Around 1,800 residents — a little less than half of the people living here — were renting their homes in 2010. By 2019, the number of renters grew to nearly 2,700, and they now make up about 62% of the population. Of all the Seattle census tracts that became majority renter in the 2010s, this one has the highest percentage of renters.

Cars per capita

For much of the last decade, during our period of tremendous population growth, Seattle was adding cars as fast as people. That increase in our car “population” finally leveled off in the last couple of years.


Even so, we have a tremendous number of cars squished into our 84-square-mile city: roughly 460,000 of them. On a per capita basis, we have more than 600 cars for every 1,000 city residents.

But some places in the area have bucked the trend toward more vehicles, and I’m happy to highlight the most notable of these.

An entrance to the Capitol Hill light-rail station. The arrival of the transit service in that neighborhood in 2016 is likely to have contributed to a decline in the number of cars per capita there between 2010 and 2019.  (Ken Lambert / The Seattle Times)

In the census tract in the heart of Seattle’s Capitol Hill, the number of cars dropped from a rate of 577 per 1,000 residents to 399. That’s a 31% decline, the largest of any census tract. This area includes the Capitol Hill light-rail station that opened in 2016.

It shows that when people live in walkable neighborhoods with good transit and car-sharing options — and when a owning car becomes a big enough expense and hassle — many are willing to go car-less.

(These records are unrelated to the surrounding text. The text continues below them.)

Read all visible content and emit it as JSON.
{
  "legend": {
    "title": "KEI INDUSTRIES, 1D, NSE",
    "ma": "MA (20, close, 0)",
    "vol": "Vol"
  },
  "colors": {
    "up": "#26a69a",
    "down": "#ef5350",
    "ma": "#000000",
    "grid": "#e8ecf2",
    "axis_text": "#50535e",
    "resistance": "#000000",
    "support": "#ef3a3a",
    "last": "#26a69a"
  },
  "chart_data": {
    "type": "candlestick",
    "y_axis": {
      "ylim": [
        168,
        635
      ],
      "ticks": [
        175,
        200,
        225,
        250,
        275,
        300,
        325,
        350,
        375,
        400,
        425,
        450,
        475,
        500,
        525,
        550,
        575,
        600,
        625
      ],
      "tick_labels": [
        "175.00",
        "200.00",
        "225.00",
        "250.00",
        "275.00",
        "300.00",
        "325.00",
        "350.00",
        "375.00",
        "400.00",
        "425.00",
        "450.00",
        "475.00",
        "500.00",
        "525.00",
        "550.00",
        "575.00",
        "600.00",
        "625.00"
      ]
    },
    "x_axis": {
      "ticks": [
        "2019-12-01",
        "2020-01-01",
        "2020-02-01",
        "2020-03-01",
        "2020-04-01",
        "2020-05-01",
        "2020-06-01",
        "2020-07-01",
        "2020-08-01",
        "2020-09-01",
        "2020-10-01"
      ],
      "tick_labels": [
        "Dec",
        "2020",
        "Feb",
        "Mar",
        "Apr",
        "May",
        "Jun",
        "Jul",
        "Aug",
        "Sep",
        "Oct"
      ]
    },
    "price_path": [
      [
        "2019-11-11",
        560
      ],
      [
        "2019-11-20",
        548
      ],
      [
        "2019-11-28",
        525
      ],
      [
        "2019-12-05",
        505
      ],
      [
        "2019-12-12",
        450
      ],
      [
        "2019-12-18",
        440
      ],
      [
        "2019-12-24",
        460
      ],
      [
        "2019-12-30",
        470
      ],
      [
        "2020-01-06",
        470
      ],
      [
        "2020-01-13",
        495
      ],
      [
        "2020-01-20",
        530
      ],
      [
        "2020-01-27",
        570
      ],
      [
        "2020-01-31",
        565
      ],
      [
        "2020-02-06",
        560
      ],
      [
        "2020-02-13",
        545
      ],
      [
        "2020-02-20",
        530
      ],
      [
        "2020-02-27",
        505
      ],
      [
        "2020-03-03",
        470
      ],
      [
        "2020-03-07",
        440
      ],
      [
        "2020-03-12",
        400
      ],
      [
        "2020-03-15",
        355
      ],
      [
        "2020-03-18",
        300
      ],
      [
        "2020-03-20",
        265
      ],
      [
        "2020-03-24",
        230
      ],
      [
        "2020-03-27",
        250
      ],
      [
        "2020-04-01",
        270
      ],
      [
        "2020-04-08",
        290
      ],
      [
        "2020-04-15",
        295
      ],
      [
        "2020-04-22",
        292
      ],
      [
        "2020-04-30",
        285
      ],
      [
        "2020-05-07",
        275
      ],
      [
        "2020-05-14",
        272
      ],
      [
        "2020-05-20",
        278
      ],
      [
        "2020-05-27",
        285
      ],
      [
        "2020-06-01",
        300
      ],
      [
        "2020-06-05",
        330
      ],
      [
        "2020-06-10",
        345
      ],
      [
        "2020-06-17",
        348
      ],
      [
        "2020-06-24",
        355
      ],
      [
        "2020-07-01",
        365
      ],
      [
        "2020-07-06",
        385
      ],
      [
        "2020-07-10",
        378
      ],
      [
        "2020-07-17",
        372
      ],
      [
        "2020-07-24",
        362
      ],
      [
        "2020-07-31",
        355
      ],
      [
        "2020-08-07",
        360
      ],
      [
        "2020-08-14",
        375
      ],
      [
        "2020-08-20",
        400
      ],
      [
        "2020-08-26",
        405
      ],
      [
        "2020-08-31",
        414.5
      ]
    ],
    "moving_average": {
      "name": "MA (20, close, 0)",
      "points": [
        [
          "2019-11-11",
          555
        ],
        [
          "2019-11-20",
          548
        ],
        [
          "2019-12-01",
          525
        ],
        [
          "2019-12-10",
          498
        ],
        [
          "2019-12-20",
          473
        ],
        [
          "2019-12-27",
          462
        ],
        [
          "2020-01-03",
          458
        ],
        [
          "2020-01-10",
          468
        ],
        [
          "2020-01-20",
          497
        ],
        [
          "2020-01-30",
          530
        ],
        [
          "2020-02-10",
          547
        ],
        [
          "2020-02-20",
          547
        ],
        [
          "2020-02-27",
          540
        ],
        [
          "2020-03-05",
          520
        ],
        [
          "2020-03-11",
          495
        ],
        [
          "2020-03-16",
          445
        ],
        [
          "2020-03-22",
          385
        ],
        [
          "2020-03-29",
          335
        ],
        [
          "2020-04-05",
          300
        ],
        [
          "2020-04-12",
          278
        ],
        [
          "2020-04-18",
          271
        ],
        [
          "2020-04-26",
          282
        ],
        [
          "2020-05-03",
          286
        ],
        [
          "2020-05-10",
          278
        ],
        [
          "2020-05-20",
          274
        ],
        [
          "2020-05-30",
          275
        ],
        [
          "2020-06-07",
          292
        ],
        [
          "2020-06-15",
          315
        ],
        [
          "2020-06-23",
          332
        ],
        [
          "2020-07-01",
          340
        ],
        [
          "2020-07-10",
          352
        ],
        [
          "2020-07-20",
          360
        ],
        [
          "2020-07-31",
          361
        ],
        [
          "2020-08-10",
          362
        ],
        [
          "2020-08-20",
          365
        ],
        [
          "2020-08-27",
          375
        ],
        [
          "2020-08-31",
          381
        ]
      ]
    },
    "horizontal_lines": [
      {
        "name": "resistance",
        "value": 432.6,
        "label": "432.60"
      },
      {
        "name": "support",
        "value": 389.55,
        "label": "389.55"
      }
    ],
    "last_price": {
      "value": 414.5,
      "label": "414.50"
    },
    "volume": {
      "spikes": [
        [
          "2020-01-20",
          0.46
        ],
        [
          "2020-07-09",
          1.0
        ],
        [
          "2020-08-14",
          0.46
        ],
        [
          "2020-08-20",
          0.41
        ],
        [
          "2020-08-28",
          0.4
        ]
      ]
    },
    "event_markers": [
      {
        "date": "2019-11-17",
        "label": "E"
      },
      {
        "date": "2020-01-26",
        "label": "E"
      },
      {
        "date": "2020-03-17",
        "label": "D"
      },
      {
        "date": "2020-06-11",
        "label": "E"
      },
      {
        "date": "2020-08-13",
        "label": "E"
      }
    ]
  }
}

It’s not just in the city of Seattle, either. After Capitol Hill, the second biggest decline in cars per capita was in the Robinswood neighborhood of Bellevue, where many Bellevue College students live.

A note on the data: Because census tracts are small areas, in order to get a larger sample, the Census Bureau averages five years worth of data to produce its annual estimates. So the 2019 data for census tracts represents the average of the years 2016 to 2019, and the 2010 data represents the average of the years 2006-2010.